The other seven countries in the “group” were Kenya, Uganda, Malaysia, Vietnam, the Philippines, China and Thailand.
Tanzania and its neighbours Kenya and Uganda, with their rich biodiversity and large elephant, rhinoceros, lion and pangolin populations are regarded as ground zero for a transnational wildlife trafficking network.
Rhino horn and elephant ivory command high prices on the black market in countries like China and Vietnam where they are shipped, giving poachers strong incentive to hunt the animals down.
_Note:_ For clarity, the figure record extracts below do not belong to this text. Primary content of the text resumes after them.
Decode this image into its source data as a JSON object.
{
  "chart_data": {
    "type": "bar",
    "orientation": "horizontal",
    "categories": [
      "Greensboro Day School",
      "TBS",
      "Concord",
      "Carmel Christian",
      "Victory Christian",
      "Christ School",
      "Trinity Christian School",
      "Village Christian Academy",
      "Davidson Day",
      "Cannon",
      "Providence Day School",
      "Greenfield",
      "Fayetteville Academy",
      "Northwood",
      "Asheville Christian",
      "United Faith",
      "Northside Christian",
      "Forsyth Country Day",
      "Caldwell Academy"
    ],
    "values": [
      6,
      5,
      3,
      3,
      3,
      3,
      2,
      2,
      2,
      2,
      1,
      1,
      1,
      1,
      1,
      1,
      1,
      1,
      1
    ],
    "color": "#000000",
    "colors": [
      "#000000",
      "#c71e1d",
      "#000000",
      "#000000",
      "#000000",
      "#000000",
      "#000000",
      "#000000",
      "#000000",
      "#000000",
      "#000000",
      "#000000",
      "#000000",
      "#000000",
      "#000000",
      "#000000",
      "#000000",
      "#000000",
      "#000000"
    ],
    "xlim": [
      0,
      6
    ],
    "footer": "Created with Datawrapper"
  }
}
Pangolin scales are also highly valued in traditional Eastern medicine, while lions are illegally hunted as trophy game.
Jafari Kideghesho of Tanzania’s Sokoine University of Agriculture wrote in a 2016 academic article about the damage being caused there.
The authorities’ ineffectiveness in protecting wildlife, inefficient law enforcement and corruption had dramatically decreased the country’s elephant population from 300,000 in 1987 to just 43,521 in 2013, he said.
Jennifer Talbot, Chief of Party for RTI International, which implements the USAID PROTECT project, is praising those same authorities for their impressive work in suppressing transnational wildlife criminals.
Talbot noted that the tactic of tracking down the masterminds behind the crime rings was working well.
Despite improvements in law enforcement still being needed, she said, all indicators show that Tanzania is now headed in the right direction, with pertinent agencies at every level working in unison to implement a national policy of tackling the illegal wildlife trade.
“The success story in Tanzania can be replicated elsewhere,” Talbot said. “Many African countries are already learning from Tanzania’s example and adapting these effective measures, so Thailand and Asean can also learn some lessons as well.”